Porto Rico como enclave estratégico norte-americano no Caribe
À medida que os dias passam e continuam a surgir novos desenvolvimentos em torno da Venezuela, a atividade militar dos EUA no Caribe mantém-se constante. Depois de deixar para trás a operação conjunta de precisão Resolução Absoluta e do regresso dos caças F-22 aos Estados Unidos, a Casa Branca continua a sustentar a sua presença militar na ilha de Porto Rico, enviando um sinal de proximidade a Caracas enquanto se vão resolvendo as questões políticas internas. A partir da ilha, a Zona Militar prossegue a cobertura de um enclave estratégico para o país norte-americano no Caribe.
Há vários meses que as Forças Armadas dos EUA estão presentes em Porto Rico, de onde têm projetado um amplo conjunto de meios e infraestruturas aéreas, navais e logísticas. Desde o porta-aviões USS Gerald R. Ford até aos caças F-35 e F-22, passando por aeronaves de transporte e helicópteros, todos foram inicialmente enquadrados no que Washington definiu como missões de combate ao narcotráfico. Os ataques contra embarcações acusadas de tráfico de droga, juntamente com as patrulhas navais e os voos junto à Venezuela, foram apenas algumas das demonstrações de força que mais tarde tiveram a sua expressão mais visível a 3 de janeiro, com a captura de Nicolás Maduro.
O aeroporto José Aponte de la Torre e o dispositivo militar dos EUA
No entanto, não se pode ignorar o papel que a ilha de Porto Rico desempenha atualmente no contexto regional, uma vez que se tornou decisiva para os Estados Unidos projetarem e sustentarem as suas capacidades militares. Como já foi referido, as Forças Armadas norte-americanas estão distribuídas por várias zonas da ilha, mas o Aeroporto José Aponte de la Torre destacou-se como um dos nós centrais do esquema operacional, ganhando notoriedade entre especialistas pela grande diversidade de meios ali estacionados.
Entre as plataformas observadas encontravam-se caças-bombardeiros furtivos de quinta geração F-35 Lightning II, tanto da Guarda Aérea Nacional como do Corpo de Fuzileiros Navais dos EUA; aeronaves AV-8B Harrier II+ pertencentes aos fuzileiros; aeronaves de guerra eletrónica EA-18G Growler da Marinha dos EUA; helicópteros HH-60W Jolly Green II de busca e salvamento em combate e salvamento, pertencentes à 33.ª Esquadrilha de Salvamento; bem como helicópteros de ataque AH-1Z Viper e helicópteros utilitários UH-1Y Venom.
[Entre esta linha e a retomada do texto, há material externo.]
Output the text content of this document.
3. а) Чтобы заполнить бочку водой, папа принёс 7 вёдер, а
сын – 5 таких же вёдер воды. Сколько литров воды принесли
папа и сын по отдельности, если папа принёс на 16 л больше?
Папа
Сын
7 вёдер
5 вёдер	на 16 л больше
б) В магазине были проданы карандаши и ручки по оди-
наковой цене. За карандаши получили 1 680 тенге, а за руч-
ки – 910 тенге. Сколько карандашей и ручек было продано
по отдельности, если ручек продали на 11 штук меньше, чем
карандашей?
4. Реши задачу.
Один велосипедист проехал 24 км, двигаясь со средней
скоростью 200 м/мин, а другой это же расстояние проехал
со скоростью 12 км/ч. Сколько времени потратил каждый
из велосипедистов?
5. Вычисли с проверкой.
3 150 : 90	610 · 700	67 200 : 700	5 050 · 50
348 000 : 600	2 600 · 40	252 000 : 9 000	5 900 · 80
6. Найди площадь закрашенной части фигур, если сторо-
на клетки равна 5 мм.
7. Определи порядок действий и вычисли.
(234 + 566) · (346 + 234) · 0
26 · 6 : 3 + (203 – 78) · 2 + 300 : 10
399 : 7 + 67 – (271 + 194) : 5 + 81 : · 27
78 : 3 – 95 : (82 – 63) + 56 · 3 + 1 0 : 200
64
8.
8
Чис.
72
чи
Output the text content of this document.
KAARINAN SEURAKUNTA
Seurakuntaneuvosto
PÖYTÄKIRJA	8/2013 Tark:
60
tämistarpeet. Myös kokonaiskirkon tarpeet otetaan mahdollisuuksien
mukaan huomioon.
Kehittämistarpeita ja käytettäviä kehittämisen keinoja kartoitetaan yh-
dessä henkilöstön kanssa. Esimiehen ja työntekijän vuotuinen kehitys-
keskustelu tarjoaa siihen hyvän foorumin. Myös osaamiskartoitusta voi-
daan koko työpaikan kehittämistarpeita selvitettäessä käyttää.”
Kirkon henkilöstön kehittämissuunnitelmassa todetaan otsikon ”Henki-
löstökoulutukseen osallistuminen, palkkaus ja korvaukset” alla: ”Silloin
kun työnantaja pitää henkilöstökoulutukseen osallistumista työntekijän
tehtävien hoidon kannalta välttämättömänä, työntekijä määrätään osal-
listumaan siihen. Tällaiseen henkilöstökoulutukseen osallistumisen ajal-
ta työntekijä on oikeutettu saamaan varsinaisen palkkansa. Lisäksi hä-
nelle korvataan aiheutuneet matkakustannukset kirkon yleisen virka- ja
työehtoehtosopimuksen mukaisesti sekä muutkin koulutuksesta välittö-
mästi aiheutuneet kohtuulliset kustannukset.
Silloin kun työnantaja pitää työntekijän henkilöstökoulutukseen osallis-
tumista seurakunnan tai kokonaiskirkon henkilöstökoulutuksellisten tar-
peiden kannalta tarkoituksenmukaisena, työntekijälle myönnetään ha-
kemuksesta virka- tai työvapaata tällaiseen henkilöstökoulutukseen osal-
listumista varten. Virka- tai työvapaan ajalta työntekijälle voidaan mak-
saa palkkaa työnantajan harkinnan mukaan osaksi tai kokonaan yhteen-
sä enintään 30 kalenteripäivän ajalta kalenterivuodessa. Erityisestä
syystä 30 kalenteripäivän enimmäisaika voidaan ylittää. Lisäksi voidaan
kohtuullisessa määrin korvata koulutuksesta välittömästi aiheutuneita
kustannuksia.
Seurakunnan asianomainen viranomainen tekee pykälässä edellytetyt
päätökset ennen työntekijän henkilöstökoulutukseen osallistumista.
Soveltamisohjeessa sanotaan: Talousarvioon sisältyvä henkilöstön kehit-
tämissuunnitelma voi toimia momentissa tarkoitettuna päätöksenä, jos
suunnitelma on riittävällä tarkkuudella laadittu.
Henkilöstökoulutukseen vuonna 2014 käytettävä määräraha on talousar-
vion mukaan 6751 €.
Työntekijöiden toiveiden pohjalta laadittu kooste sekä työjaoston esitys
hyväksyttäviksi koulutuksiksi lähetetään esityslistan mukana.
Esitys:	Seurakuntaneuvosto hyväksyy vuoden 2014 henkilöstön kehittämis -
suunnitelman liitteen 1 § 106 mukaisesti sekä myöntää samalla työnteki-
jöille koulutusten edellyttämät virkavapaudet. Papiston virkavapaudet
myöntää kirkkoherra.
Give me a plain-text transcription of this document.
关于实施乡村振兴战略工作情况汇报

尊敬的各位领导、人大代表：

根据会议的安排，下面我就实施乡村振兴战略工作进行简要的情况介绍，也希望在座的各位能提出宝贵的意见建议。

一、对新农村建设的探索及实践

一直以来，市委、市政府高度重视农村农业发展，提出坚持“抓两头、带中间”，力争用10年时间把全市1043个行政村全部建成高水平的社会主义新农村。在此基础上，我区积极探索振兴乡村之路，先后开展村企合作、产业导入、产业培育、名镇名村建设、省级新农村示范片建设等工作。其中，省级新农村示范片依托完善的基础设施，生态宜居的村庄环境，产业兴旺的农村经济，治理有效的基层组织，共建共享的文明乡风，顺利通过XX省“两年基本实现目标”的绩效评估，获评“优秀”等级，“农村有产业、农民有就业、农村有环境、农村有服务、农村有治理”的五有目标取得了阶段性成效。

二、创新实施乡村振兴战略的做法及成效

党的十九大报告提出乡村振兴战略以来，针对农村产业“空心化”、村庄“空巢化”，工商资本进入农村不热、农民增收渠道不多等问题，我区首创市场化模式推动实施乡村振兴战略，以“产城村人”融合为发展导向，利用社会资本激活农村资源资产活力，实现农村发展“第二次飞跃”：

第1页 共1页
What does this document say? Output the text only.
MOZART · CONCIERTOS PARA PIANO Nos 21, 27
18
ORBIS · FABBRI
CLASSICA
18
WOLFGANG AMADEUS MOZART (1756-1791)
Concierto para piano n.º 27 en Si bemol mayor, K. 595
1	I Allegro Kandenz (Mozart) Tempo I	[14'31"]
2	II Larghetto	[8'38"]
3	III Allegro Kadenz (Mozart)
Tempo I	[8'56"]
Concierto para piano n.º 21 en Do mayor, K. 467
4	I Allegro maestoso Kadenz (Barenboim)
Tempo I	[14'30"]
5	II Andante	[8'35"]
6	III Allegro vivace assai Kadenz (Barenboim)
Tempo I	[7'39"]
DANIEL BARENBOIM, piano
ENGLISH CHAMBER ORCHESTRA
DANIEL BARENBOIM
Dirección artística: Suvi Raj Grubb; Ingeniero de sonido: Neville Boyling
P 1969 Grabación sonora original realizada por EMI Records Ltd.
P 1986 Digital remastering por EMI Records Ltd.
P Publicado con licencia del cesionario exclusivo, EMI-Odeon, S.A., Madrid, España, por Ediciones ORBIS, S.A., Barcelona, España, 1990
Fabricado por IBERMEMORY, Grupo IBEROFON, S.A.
A combinação de pistas, áreas de apoio e corredores marítimos faz de Porto Rico uma base particularmente útil para operações prolongadas. A sua localização permite reduzir tempos de reação, facilitar a rotação de meios e assegurar um apoio logístico mais eficaz às aeronaves e embarcações destacadas na região. Por isso, a ilha não funciona apenas como ponto de passagem: assume também o papel de plataforma de sustentação e de projeção de poder.
Com base nisso, durante o nosso segundo dia de cobertura foi possível confirmar que a atividade dos meios e unidades militares em Porto Rico continua a manter-se elevada, reforçando o papel da ilha como centro de apoio operacional no quadro regional e como a posição avançada mais próxima dos EUA no Caribe, num contexto ainda marcado pela evolução da situação na Venezuela.
A permanência contínua destes meios, mesmo após a conclusão da operação Resolução Absoluta, sugere que Washington pretende conservar uma capacidade operacional flexível na região. Para além de operações concretas, o dispositivo deve também ser entendido como parte de uma lógica sustentada de presença prolongada, orientada para garantir o controlo do espaço aéreo e marítimo, servindo ainda como instrumento de sinalização estratégica perante atores extra-regionais.